Obviously getting nowhere I made the call for reinforcements and after much discussion and loud obscenities the family was removed, leaving us to restore order, dis-assemble the bits of tree house, and salvage what we could that had not been trashed. I couldn’t get over their sense of entitlement and offense when challenged; don’t think I’ll ever forget yesterday as long as I live.
How would you have responded if that happened to you?
It’s really a parable describing how easily we can slip into a pattern of living in this world without reference to God, somehow believing we’re entitled to a trouble-free life and when things go wrong he’s the one to blame. Life turns on a dime…. I was booked to attend a conference in Florida next week, accompanying a friend. Two days ago his wife was undergoing routine blood tests when suddenly leukemia was diagnosed – today she undergoes emergency chemotherapy and the next three months is critical (fortunately the prognosis is good for this particular type).
Those of us who watched the Masters Golf this weekend will know the dramatic story of Phil Mickelson’s family – wife and mother struggling to overcome breast cancer over the past year. All the money and success in the world doesn’t seem to be that important when life hangs in the balance. All the money and success in the world can’t buy character or a deep sense of identity and self awareness… as Tiger Woods grapples to extricate himself from his nightmare.

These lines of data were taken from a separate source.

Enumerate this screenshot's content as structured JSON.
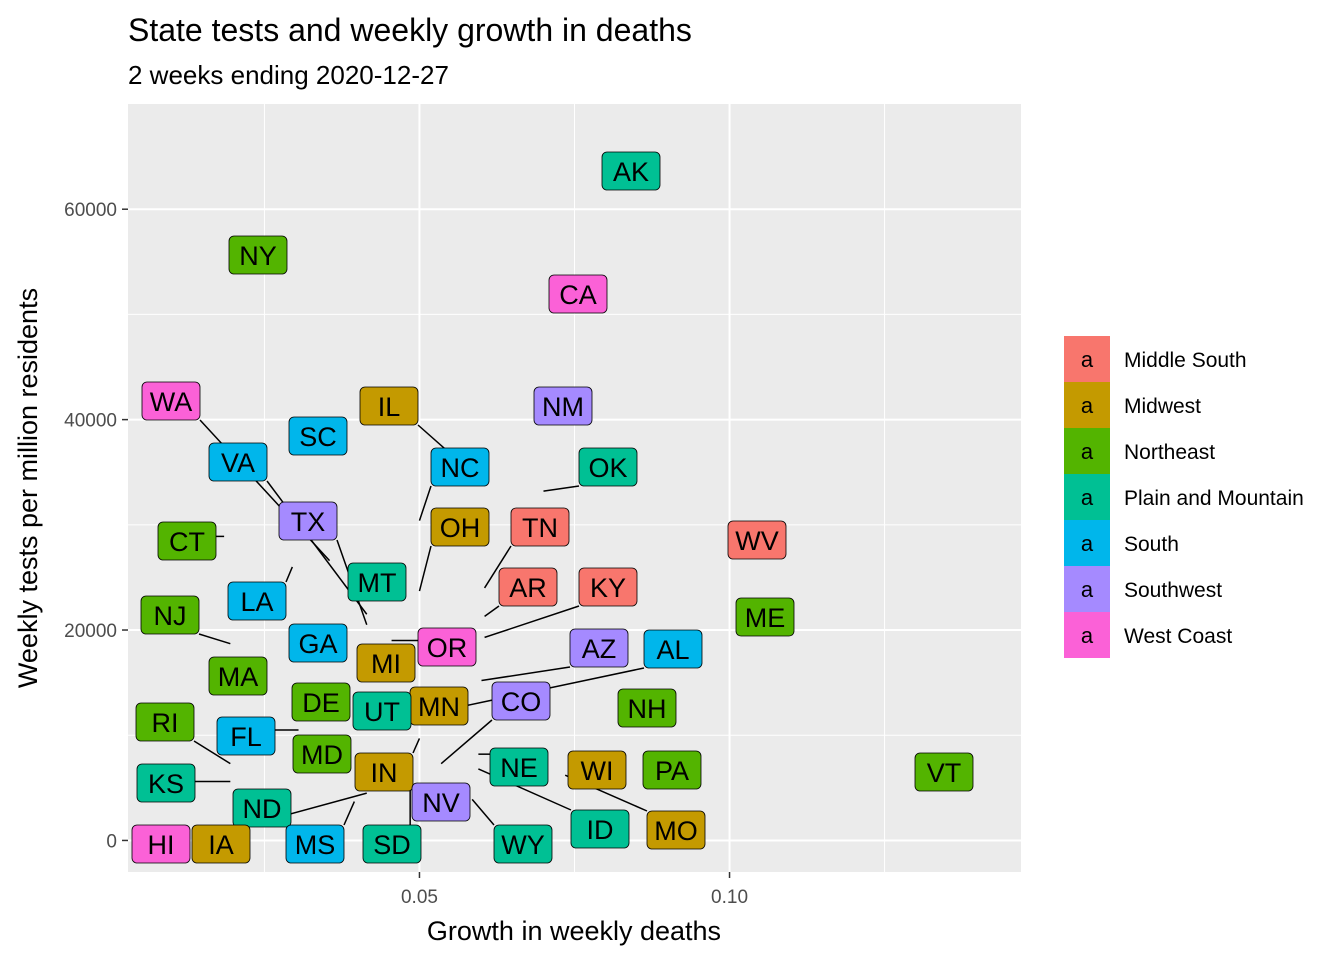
{
  "chart_data": {
    "type": "scatter",
    "title": "State tests and weekly growth in deaths",
    "subtitle": "2 weeks ending 2020-12-27",
    "xlabel": "Growth in weekly deaths",
    "ylabel": "Weekly tests per million residents",
    "xlim": [
      0.003,
      0.147
    ],
    "ylim": [
      -3000,
      70000
    ],
    "x_ticks": [
      0.05,
      0.1
    ],
    "x_tick_labels": [
      "0.05",
      "0.10"
    ],
    "x_minor": [
      0.025,
      0.075,
      0.125
    ],
    "y_ticks": [
      0,
      20000,
      40000,
      60000
    ],
    "y_tick_labels": [
      "0",
      "20000",
      "40000",
      "60000"
    ],
    "y_minor": [
      10000,
      30000,
      50000
    ],
    "grid": true,
    "legend_position": "right",
    "legend_key_glyph": "a",
    "regions": [
      {
        "name": "Middle South",
        "color": "#F8766D"
      },
      {
        "name": "Midwest",
        "color": "#C49A00"
      },
      {
        "name": "Northeast",
        "color": "#53B400"
      },
      {
        "name": "Plain and Mountain",
        "color": "#00C094"
      },
      {
        "name": "South",
        "color": "#00B6EB"
      },
      {
        "name": "Southwest",
        "color": "#A58AFF"
      },
      {
        "name": "West Coast",
        "color": "#FB61D7"
      }
    ],
    "points": [
      {
        "label": "AK",
        "region": "Plain and Mountain",
        "x": 0.0835,
        "y": 64800
      },
      {
        "label": "NY",
        "region": "Northeast",
        "x": 0.0255,
        "y": 56400
      },
      {
        "label": "CA",
        "region": "West Coast",
        "x": 0.0755,
        "y": 52700
      },
      {
        "label": "WA",
        "region": "West Coast",
        "x": 0.0355,
        "y": 26600
      },
      {
        "label": "IL",
        "region": "Midwest",
        "x": 0.0555,
        "y": 36500
      },
      {
        "label": "NM",
        "region": "Southwest",
        "x": 0.0725,
        "y": 42000
      },
      {
        "label": "SC",
        "region": "South",
        "x": 0.0325,
        "y": 39100
      },
      {
        "label": "VA",
        "region": "South",
        "x": 0.0415,
        "y": 21500
      },
      {
        "label": "NC",
        "region": "South",
        "x": 0.05,
        "y": 30400
      },
      {
        "label": "OK",
        "region": "Plain and Mountain",
        "x": 0.07,
        "y": 33200
      },
      {
        "label": "TX",
        "region": "Southwest",
        "x": 0.0415,
        "y": 20500
      },
      {
        "label": "OH",
        "region": "Midwest",
        "x": 0.05,
        "y": 23700
      },
      {
        "label": "TN",
        "region": "Middle South",
        "x": 0.0605,
        "y": 24000
      },
      {
        "label": "WV",
        "region": "Middle South",
        "x": 0.1045,
        "y": 29100
      },
      {
        "label": "CT",
        "region": "Northeast",
        "x": 0.0185,
        "y": 28900
      },
      {
        "label": "MT",
        "region": "Plain and Mountain",
        "x": 0.042,
        "y": 24500
      },
      {
        "label": "AR",
        "region": "Middle South",
        "x": 0.0605,
        "y": 21300
      },
      {
        "label": "KY",
        "region": "Middle South",
        "x": 0.0605,
        "y": 19300
      },
      {
        "label": "LA",
        "region": "South",
        "x": 0.0295,
        "y": 26000
      },
      {
        "label": "ME",
        "region": "Northeast",
        "x": 0.1055,
        "y": 22000
      },
      {
        "label": "NJ",
        "region": "Northeast",
        "x": 0.0195,
        "y": 18700
      },
      {
        "label": "OR",
        "region": "West Coast",
        "x": 0.0455,
        "y": 19000
      },
      {
        "label": "GA",
        "region": "South",
        "x": 0.0325,
        "y": 19200
      },
      {
        "label": "AZ",
        "region": "Southwest",
        "x": 0.06,
        "y": 15200
      },
      {
        "label": "AL",
        "region": "South",
        "x": 0.055,
        "y": 12500
      },
      {
        "label": "MI",
        "region": "Midwest",
        "x": 0.0445,
        "y": 17000
      },
      {
        "label": "MA",
        "region": "Northeast",
        "x": 0.0225,
        "y": 16300
      },
      {
        "label": "NH",
        "region": "Northeast",
        "x": 0.0915,
        "y": 12800
      },
      {
        "label": "DE",
        "region": "Northeast",
        "x": 0.0335,
        "y": 13800
      },
      {
        "label": "MN",
        "region": "Midwest",
        "x": 0.0455,
        "y": 13300
      },
      {
        "label": "CO",
        "region": "Southwest",
        "x": 0.0535,
        "y": 7300
      },
      {
        "label": "UT",
        "region": "Plain and Mountain",
        "x": 0.044,
        "y": 12700
      },
      {
        "label": "RI",
        "region": "Northeast",
        "x": 0.0195,
        "y": 7300
      },
      {
        "label": "FL",
        "region": "South",
        "x": 0.0305,
        "y": 10500
      },
      {
        "label": "MD",
        "region": "Northeast",
        "x": 0.0335,
        "y": 8600
      },
      {
        "label": "IN",
        "region": "Midwest",
        "x": 0.05,
        "y": 9700
      },
      {
        "label": "NE",
        "region": "Plain and Mountain",
        "x": 0.0595,
        "y": 8200
      },
      {
        "label": "WI",
        "region": "Midwest",
        "x": 0.0735,
        "y": 8200
      },
      {
        "label": "PA",
        "region": "Northeast",
        "x": 0.0855,
        "y": 7400
      },
      {
        "label": "VT",
        "region": "Northeast",
        "x": 0.1315,
        "y": 6800
      },
      {
        "label": "KS",
        "region": "Plain and Mountain",
        "x": 0.0195,
        "y": 5600
      },
      {
        "label": "NV",
        "region": "Southwest",
        "x": 0.0485,
        "y": 4000
      },
      {
        "label": "ND",
        "region": "Plain and Mountain",
        "x": 0.0235,
        "y": 3000
      },
      {
        "label": "ID",
        "region": "Plain and Mountain",
        "x": 0.0595,
        "y": 6800
      },
      {
        "label": "MO",
        "region": "Midwest",
        "x": 0.0735,
        "y": 6200
      },
      {
        "label": "HI",
        "region": "West Coast",
        "x": 0.0115,
        "y": 200
      },
      {
        "label": "IA",
        "region": "Midwest",
        "x": 0.0415,
        "y": 4500
      },
      {
        "label": "MS",
        "region": "South",
        "x": 0.0395,
        "y": 3700
      },
      {
        "label": "SD",
        "region": "Plain and Mountain",
        "x": 0.0485,
        "y": 7300
      },
      {
        "label": "WY",
        "region": "Plain and Mountain",
        "x": 0.0585,
        "y": 3900
      }
    ]
  }
}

In post game interviews an emotional Mickelson cherished the moment, applauded his wife’s courage, and deeply appreciated the outcome. An emotional Woods complained about his game, said the scrutiny of his outbursts was exaggerated, and was depressingly self-absorbed. Lee Westwood, who played magnificently and had to be disappointed, was gracious in defeat, said that Mickelson played like a champion, and counted himself to be a lucky man in the scheme of things.
We’re only one week away from Easter – where God the Father, the creator and owner of the universe sent his Son Jesus to remind us of our purpose, his plan, our predicament, his solution, our rebellion, his initiative, our indifference, his passionate love, our desire to treat the house like we own it, his insistence that we respect what has been entrusted to us.

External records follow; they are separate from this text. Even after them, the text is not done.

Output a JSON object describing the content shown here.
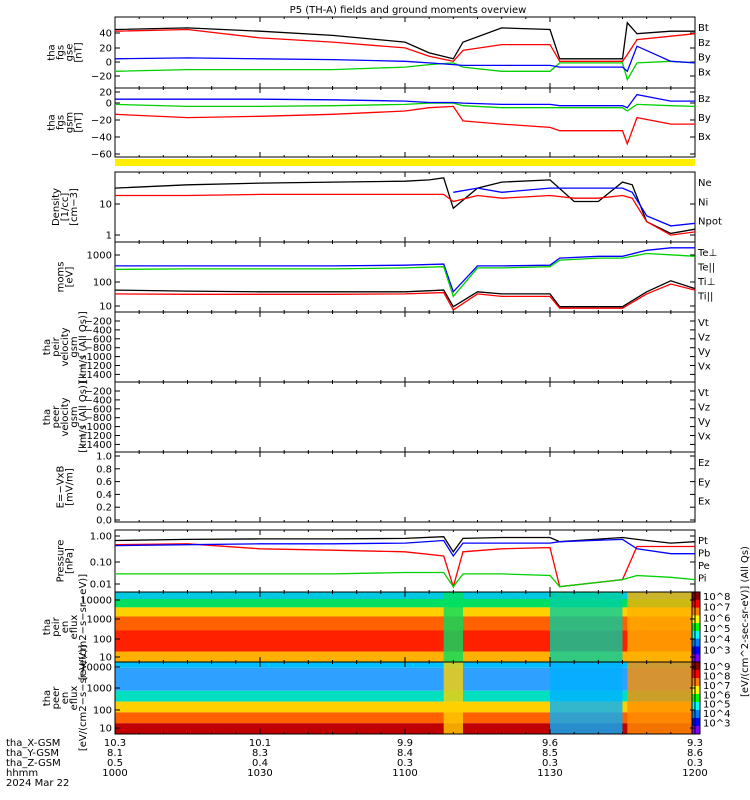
{
  "title": "P5 (TH-A) fields and ground moments overview",
  "date": "2024 Mar 22",
  "colors": {
    "black": "#000000",
    "red": "#ff0000",
    "green": "#00d000",
    "blue": "#0000ff",
    "yellow": "#ffee00"
  },
  "chart_data": [
    {
      "id": "fgs_gse",
      "type": "line",
      "ylabel": [
        "tha",
        "fgs",
        "gse",
        "[nT]"
      ],
      "yticks": [
        "40",
        "20",
        "0",
        "−20"
      ],
      "ylim": [
        -30,
        55
      ],
      "legend": [
        {
          "label": "Bt",
          "color": "black"
        },
        {
          "label": "Bz",
          "color": "red"
        },
        {
          "label": "By",
          "color": "green"
        },
        {
          "label": "Bx",
          "color": "blue"
        }
      ],
      "series": [
        {
          "name": "Bt",
          "color": "black",
          "x": [
            1000,
            1015,
            1030,
            1045,
            1100,
            1105,
            1110,
            1112,
            1120,
            1130,
            1132,
            1135,
            1145,
            1146,
            1148,
            1155,
            1200
          ],
          "y": [
            40,
            42,
            38,
            33,
            25,
            12,
            5,
            25,
            42,
            40,
            5,
            5,
            5,
            48,
            35,
            38,
            38
          ]
        },
        {
          "name": "Bz",
          "color": "red",
          "x": [
            1000,
            1015,
            1030,
            1045,
            1100,
            1105,
            1110,
            1112,
            1120,
            1130,
            1132,
            1135,
            1145,
            1146,
            1148,
            1155,
            1200
          ],
          "y": [
            38,
            40,
            30,
            25,
            18,
            8,
            2,
            15,
            22,
            22,
            2,
            2,
            2,
            10,
            28,
            32,
            35
          ]
        },
        {
          "name": "By",
          "color": "green",
          "x": [
            1000,
            1015,
            1030,
            1045,
            1100,
            1105,
            1110,
            1112,
            1120,
            1130,
            1132,
            1135,
            1145,
            1146,
            1148,
            1155,
            1200
          ],
          "y": [
            -10,
            -8,
            -8,
            -8,
            -5,
            -2,
            0,
            -5,
            -10,
            -10,
            0,
            0,
            0,
            -20,
            0,
            2,
            0
          ]
        },
        {
          "name": "Bx",
          "color": "blue",
          "x": [
            1000,
            1015,
            1030,
            1045,
            1100,
            1105,
            1110,
            1112,
            1120,
            1130,
            1132,
            1135,
            1145,
            1146,
            1148,
            1155,
            1200
          ],
          "y": [
            5,
            6,
            5,
            4,
            2,
            0,
            -2,
            -3,
            -3,
            -3,
            -5,
            -5,
            -5,
            -10,
            20,
            2,
            0
          ]
        }
      ]
    },
    {
      "id": "fgs_gsm",
      "type": "line",
      "ylabel": [
        "tha",
        "fgs",
        "gsm",
        "[nT]"
      ],
      "yticks": [
        "20",
        "0",
        "−20",
        "−40",
        "−60"
      ],
      "ylim": [
        -80,
        25
      ],
      "legend": [
        {
          "label": "Bz",
          "color": "red"
        },
        {
          "label": "By",
          "color": "green"
        },
        {
          "label": "Bx",
          "color": "blue"
        }
      ],
      "series": [
        {
          "name": "Bz",
          "color": "red",
          "x": [
            1000,
            1015,
            1030,
            1045,
            1100,
            1105,
            1110,
            1112,
            1120,
            1130,
            1132,
            1135,
            1145,
            1146,
            1148,
            1155,
            1200
          ],
          "y": [
            -15,
            -20,
            -18,
            -15,
            -10,
            -5,
            -3,
            -25,
            -30,
            -35,
            -40,
            -40,
            -40,
            -60,
            -20,
            -30,
            -30
          ]
        },
        {
          "name": "By",
          "color": "green",
          "x": [
            1000,
            1015,
            1030,
            1045,
            1100,
            1105,
            1110,
            1112,
            1120,
            1130,
            1132,
            1135,
            1145,
            1146,
            1148,
            1155,
            1200
          ],
          "y": [
            0,
            -3,
            -3,
            -2,
            0,
            2,
            2,
            -2,
            -5,
            -5,
            -5,
            -5,
            -5,
            -10,
            0,
            -2,
            -3
          ]
        },
        {
          "name": "Bx",
          "color": "blue",
          "x": [
            1000,
            1015,
            1030,
            1045,
            1100,
            1105,
            1110,
            1112,
            1120,
            1130,
            1132,
            1135,
            1145,
            1146,
            1148,
            1155,
            1200
          ],
          "y": [
            8,
            8,
            8,
            7,
            5,
            3,
            3,
            2,
            0,
            0,
            -2,
            -2,
            -2,
            -5,
            15,
            5,
            5
          ]
        }
      ]
    },
    {
      "id": "density",
      "type": "line",
      "log": true,
      "ylabel": [
        "Density",
        "[1/cc]",
        "[cm−3]"
      ],
      "yticks": [
        "10",
        "1"
      ],
      "ylim": [
        0.5,
        60
      ],
      "legend": [
        {
          "label": "Ne",
          "color": "red"
        },
        {
          "label": "Ni",
          "color": "black"
        },
        {
          "label": "Npot",
          "color": "blue"
        }
      ],
      "series": [
        {
          "name": "Ni",
          "color": "black",
          "x": [
            1000,
            1015,
            1030,
            1045,
            1100,
            1105,
            1108,
            1110,
            1115,
            1120,
            1130,
            1135,
            1140,
            1145,
            1147,
            1150,
            1155,
            1200
          ],
          "y": [
            20,
            25,
            28,
            30,
            32,
            35,
            40,
            5,
            20,
            30,
            35,
            8,
            8,
            30,
            25,
            2,
            0.9,
            1.2
          ]
        },
        {
          "name": "Ne",
          "color": "red",
          "x": [
            1000,
            1015,
            1030,
            1045,
            1100,
            1105,
            1108,
            1110,
            1115,
            1120,
            1130,
            1135,
            1140,
            1145,
            1147,
            1150,
            1155,
            1200
          ],
          "y": [
            12,
            12,
            13,
            13,
            13,
            13,
            13,
            8,
            12,
            10,
            12,
            10,
            10,
            12,
            10,
            2,
            0.8,
            1.0
          ]
        },
        {
          "name": "Npot",
          "color": "blue",
          "x": [
            1110,
            1115,
            1120,
            1130,
            1135,
            1140,
            1145,
            1147,
            1150,
            1155,
            1200
          ],
          "y": [
            15,
            20,
            15,
            20,
            20,
            20,
            20,
            15,
            3,
            1.5,
            1.8
          ]
        }
      ]
    },
    {
      "id": "moms",
      "type": "line",
      "log": true,
      "ylabel": [
        "moms",
        "[eV]"
      ],
      "yticks": [
        "1000",
        "100",
        "10"
      ],
      "ylim": [
        5,
        2500
      ],
      "legend": [
        {
          "label": "Te⊥",
          "color": "red"
        },
        {
          "label": "Te||",
          "color": "black"
        },
        {
          "label": "Ti⊥",
          "color": "green"
        },
        {
          "label": "Ti||",
          "color": "green"
        }
      ],
      "series": [
        {
          "name": "Ti",
          "color": "blue",
          "x": [
            1000,
            1015,
            1030,
            1045,
            1100,
            1108,
            1110,
            1115,
            1120,
            1130,
            1132,
            1140,
            1145,
            1150,
            1155,
            1200
          ],
          "y": [
            300,
            300,
            300,
            300,
            320,
            350,
            30,
            300,
            300,
            320,
            600,
            700,
            700,
            1200,
            1500,
            1500
          ]
        },
        {
          "name": "Ti⊥",
          "color": "green",
          "x": [
            1000,
            1015,
            1030,
            1045,
            1100,
            1108,
            1110,
            1115,
            1120,
            1130,
            1132,
            1140,
            1145,
            1150,
            1155,
            1200
          ],
          "y": [
            220,
            230,
            230,
            230,
            250,
            280,
            20,
            250,
            250,
            280,
            500,
            600,
            600,
            900,
            800,
            700
          ]
        },
        {
          "name": "Te||",
          "color": "black",
          "x": [
            1000,
            1015,
            1030,
            1045,
            1100,
            1108,
            1110,
            1115,
            1120,
            1130,
            1132,
            1140,
            1145,
            1150,
            1155,
            1200
          ],
          "y": [
            35,
            32,
            30,
            30,
            30,
            35,
            8,
            30,
            25,
            25,
            8,
            8,
            8,
            30,
            80,
            40
          ]
        },
        {
          "name": "Te⊥",
          "color": "red",
          "x": [
            1000,
            1015,
            1030,
            1045,
            1100,
            1108,
            1110,
            1115,
            1120,
            1130,
            1132,
            1140,
            1145,
            1150,
            1155,
            1200
          ],
          "y": [
            25,
            24,
            24,
            24,
            25,
            28,
            6,
            25,
            20,
            20,
            7,
            7,
            7,
            25,
            60,
            35
          ]
        }
      ]
    },
    {
      "id": "peir_vel",
      "type": "line",
      "ylabel": [
        "tha",
        "peir",
        "velocity",
        "gsm",
        "[km/s (All Qs)]"
      ],
      "yticks": [
        "−200",
        "−400",
        "−600",
        "−800",
        "−1000",
        "−1200",
        "−1400"
      ],
      "ylim": [
        -1450,
        -100
      ],
      "legend": [
        {
          "label": "Vt",
          "color": "black"
        },
        {
          "label": "Vz",
          "color": "red"
        },
        {
          "label": "Vy",
          "color": "green"
        },
        {
          "label": "Vx",
          "color": "blue"
        }
      ],
      "series": []
    },
    {
      "id": "peer_vel",
      "type": "line",
      "ylabel": [
        "tha",
        "peer",
        "velocity",
        "gsm",
        "[km/s (All Qs)]"
      ],
      "yticks": [
        "−200",
        "−400",
        "−600",
        "−800",
        "−1000",
        "−1200",
        "−1400"
      ],
      "ylim": [
        -1450,
        -100
      ],
      "legend": [
        {
          "label": "Vt",
          "color": "black"
        },
        {
          "label": "Vz",
          "color": "red"
        },
        {
          "label": "Vy",
          "color": "green"
        },
        {
          "label": "Vx",
          "color": "blue"
        }
      ],
      "series": []
    },
    {
      "id": "efield",
      "type": "line",
      "ylabel": [
        "E=−VxB",
        "[mV/m]"
      ],
      "yticks": [
        "1.0",
        "0.8",
        "0.6",
        "0.4",
        "0.2",
        "0.0"
      ],
      "ylim": [
        -0.05,
        1.0
      ],
      "legend": [
        {
          "label": "Ez",
          "color": "red"
        },
        {
          "label": "Ey",
          "color": "green"
        },
        {
          "label": "Ex",
          "color": "blue"
        }
      ],
      "series": []
    },
    {
      "id": "pressure",
      "type": "line",
      "log": true,
      "ylabel": [
        "Pressure",
        "[nPa]"
      ],
      "yticks": [
        "1.00",
        "0.10",
        "0.01"
      ],
      "ylim": [
        0.006,
        2.5
      ],
      "legend": [
        {
          "label": "Pt",
          "color": "black"
        },
        {
          "label": "Pb",
          "color": "red"
        },
        {
          "label": "Pe",
          "color": "green"
        },
        {
          "label": "Pi",
          "color": "blue"
        }
      ],
      "series": [
        {
          "name": "Pt",
          "color": "black",
          "x": [
            1000,
            1015,
            1030,
            1045,
            1100,
            1108,
            1110,
            1112,
            1120,
            1130,
            1132,
            1145,
            1148,
            1155,
            1200
          ],
          "y": [
            0.9,
            1.0,
            1.05,
            1.05,
            1.1,
            1.3,
            0.3,
            1.1,
            1.2,
            1.2,
            0.8,
            1.2,
            1.0,
            0.7,
            0.8
          ]
        },
        {
          "name": "Pb",
          "color": "red",
          "x": [
            1000,
            1015,
            1030,
            1045,
            1100,
            1108,
            1110,
            1112,
            1120,
            1130,
            1132,
            1145,
            1148,
            1155,
            1200
          ],
          "y": [
            0.6,
            0.65,
            0.4,
            0.35,
            0.3,
            0.2,
            0.01,
            0.3,
            0.4,
            0.45,
            0.01,
            0.02,
            0.5,
            0.5,
            0.5
          ]
        },
        {
          "name": "Pe",
          "color": "green",
          "x": [
            1000,
            1015,
            1030,
            1045,
            1100,
            1108,
            1110,
            1112,
            1120,
            1130,
            1132,
            1145,
            1148,
            1155,
            1200
          ],
          "y": [
            0.035,
            0.035,
            0.035,
            0.035,
            0.04,
            0.04,
            0.01,
            0.035,
            0.035,
            0.03,
            0.01,
            0.02,
            0.03,
            0.025,
            0.02
          ]
        },
        {
          "name": "Pi",
          "color": "blue",
          "x": [
            1000,
            1015,
            1030,
            1045,
            1100,
            1108,
            1110,
            1112,
            1120,
            1130,
            1132,
            1145,
            1148,
            1155,
            1200
          ],
          "y": [
            0.55,
            0.6,
            0.65,
            0.65,
            0.7,
            0.9,
            0.2,
            0.7,
            0.7,
            0.7,
            0.8,
            1.0,
            0.4,
            0.25,
            0.25
          ]
        }
      ]
    },
    {
      "id": "peir_spec",
      "type": "heatmap",
      "ylabel": [
        "tha",
        "peir",
        "en",
        "eflux",
        "[eV/(cm2−s−sr−eV)]"
      ],
      "yticks": [
        "10000",
        "1000",
        "100",
        "10"
      ],
      "colorbar": {
        "label": "[eV/(cm^2-sec-sr-eV)] (All Qs)",
        "ticks": [
          "10^8",
          "10^7",
          "10^6",
          "10^5",
          "10^4",
          "10^3"
        ]
      }
    },
    {
      "id": "peer_spec",
      "type": "heatmap",
      "ylabel": [
        "tha",
        "peer",
        "en",
        "eflux",
        "[eV/(cm2−s−sr−eV)]"
      ],
      "yticks": [
        "10000",
        "1000",
        "100",
        "10"
      ],
      "colorbar": {
        "label": "",
        "ticks": [
          "10^9",
          "10^8",
          "10^7",
          "10^6",
          "10^5",
          "10^4",
          "10^3"
        ]
      }
    }
  ],
  "xaxis": {
    "ticks_x": [
      1000,
      1030,
      1100,
      1130,
      1200
    ],
    "rows": [
      {
        "label": "tha_X-GSM",
        "values": [
          "10.3",
          "10.1",
          "9.9",
          "9.6",
          "9.3"
        ]
      },
      {
        "label": "tha_Y-GSM",
        "values": [
          "8.1",
          "8.3",
          "8.4",
          "8.5",
          "8.6"
        ]
      },
      {
        "label": "tha_Z-GSM",
        "values": [
          "0.5",
          "0.4",
          "0.3",
          "0.3",
          "0.3"
        ]
      },
      {
        "label": "hhmm",
        "values": [
          "1000",
          "1030",
          "1100",
          "1130",
          "1200"
        ]
      }
    ]
  }
}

So, when God walks in on you or me today what will he find? Strangers, or friends of his who are incredibly appreciative for what we have and more than willing to give him time, attention, and praise as we appreciate every day.
Furthermore we live with the assurance that he has not only provided the home but promises to live there with us and help keep it clean. And when life turns on a dime he’ll be right by our side with support, encouragement, and resources. That’s worth a greater applause than Mickelson’s incredible shot out of the trees and onto the green at Amen Corner – Amen!